The application of geographic information systems and quantitative spatial methods to archaeological data in order to analyze the distribution, location, and relationships of sites, features, and artifacts.

Scope

This topic covers the use of GIS to manage and analyze archaeological spatial data and the broader tradition of spatial analysis.
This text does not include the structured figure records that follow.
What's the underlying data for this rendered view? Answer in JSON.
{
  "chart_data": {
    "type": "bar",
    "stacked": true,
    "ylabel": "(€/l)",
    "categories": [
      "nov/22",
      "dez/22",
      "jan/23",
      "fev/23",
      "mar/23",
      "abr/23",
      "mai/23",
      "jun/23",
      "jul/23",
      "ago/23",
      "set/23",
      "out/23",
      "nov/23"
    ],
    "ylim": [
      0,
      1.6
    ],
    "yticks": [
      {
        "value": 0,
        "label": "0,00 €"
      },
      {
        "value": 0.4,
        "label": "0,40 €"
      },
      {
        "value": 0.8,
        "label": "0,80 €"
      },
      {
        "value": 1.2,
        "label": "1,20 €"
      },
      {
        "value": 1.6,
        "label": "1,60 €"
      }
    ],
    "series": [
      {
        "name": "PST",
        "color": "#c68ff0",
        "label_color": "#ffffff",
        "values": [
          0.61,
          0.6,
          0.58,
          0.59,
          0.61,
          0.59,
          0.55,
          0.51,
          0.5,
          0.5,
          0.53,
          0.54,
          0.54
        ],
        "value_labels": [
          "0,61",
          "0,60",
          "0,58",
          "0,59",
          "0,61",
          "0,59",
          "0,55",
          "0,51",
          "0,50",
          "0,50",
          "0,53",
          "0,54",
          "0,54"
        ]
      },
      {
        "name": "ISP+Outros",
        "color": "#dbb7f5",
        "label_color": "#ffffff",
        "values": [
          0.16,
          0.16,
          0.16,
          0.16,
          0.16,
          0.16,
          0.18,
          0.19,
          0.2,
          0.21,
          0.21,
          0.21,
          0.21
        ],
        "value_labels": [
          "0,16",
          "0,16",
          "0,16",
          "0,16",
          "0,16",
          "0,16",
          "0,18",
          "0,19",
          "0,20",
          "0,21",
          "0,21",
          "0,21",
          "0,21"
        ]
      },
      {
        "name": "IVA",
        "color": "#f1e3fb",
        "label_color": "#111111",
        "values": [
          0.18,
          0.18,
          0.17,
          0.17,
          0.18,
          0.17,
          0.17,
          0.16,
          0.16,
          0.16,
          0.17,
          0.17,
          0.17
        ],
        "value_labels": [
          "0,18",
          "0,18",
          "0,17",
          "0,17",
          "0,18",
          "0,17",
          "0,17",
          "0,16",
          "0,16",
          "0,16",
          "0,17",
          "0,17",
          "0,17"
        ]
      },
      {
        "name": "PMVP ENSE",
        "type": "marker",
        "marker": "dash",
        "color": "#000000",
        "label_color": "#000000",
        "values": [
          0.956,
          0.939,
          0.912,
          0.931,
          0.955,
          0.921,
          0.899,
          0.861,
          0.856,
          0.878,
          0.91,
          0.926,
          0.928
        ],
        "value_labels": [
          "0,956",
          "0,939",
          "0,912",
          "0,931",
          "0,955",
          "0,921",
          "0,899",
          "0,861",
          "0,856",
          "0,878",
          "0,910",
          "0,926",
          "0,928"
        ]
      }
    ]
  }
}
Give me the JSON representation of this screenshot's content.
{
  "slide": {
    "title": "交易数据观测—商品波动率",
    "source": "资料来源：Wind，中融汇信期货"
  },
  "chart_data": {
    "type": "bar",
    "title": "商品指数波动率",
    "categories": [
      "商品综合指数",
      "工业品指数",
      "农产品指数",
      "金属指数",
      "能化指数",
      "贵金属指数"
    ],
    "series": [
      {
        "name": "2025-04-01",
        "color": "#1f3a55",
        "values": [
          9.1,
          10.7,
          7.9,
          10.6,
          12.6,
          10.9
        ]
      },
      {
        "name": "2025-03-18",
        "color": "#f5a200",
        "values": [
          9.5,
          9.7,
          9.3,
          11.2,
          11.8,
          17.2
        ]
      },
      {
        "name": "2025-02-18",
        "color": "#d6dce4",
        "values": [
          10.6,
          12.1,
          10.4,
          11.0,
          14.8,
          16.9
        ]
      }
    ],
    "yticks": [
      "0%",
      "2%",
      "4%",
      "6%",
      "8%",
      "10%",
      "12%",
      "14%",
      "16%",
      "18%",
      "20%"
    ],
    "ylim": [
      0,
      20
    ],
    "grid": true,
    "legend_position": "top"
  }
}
It addresses point-pattern and distributional analysis, predictive modeling of site location, viewshed and cost-surface analyses of visibility and movement, and the integration of survey, excavation, and remote-sensing data into spatial frameworks.

Core questions

  • How are archaeological spatial data managed and visualized in GIS?
  • How are artifact and site distributions analyzed statistically?
  • How are visibility, movement, and site location modeled?
  • What are the assumptions and limits of spatial and predictive models?

Key theories

Spatial analysis of distributions
The quantitative study of how artifacts, features, and sites are arranged in space, pioneered before GIS, to infer activities, social organization, and settlement processes.
GIS-based landscape modeling
The use of GIS to model terrain-dependent phenomena such as visibility (viewsheds) and movement (cost surfaces) and to build predictive models of where sites are likely to occur.

History

Quantitative spatial analysis entered archaeology in the 1970s, exemplified by Hodder and Orton's work, drawing on geography and ecology. The adoption of geographic information systems from the early 1990s integrated these methods with digital mapping, enabling viewshed, cost-surface, and predictive modeling that are now standard in landscape archaeology and heritage management.

Debates

Environmental determinism in predictive modeling
Predictive and landscape models often rely on environmental variables, prompting debate over whether they impose an environmental determinism that neglects social, symbolic, and historical factors in site location.

Key figures

  • David Wheatley
  • Mark Gillings
  • James Conolly
  • Ian Hodder

Related topics

Seminal works

  • wheatleygillings2002
  • conollylake2006
  • hodderorton1976

Frequently asked questions

What is GIS used for in archaeology?
It is used to map and manage spatial data and to analyze it, for example modeling where sites are likely to occur, what could be seen from a place, or how people might have moved across terrain.
What is a viewshed analysis?
A viewshed analysis uses a terrain model to calculate which areas are visible from a given location, helping archaeologists study sightlines, monuments, and the experience of landscape.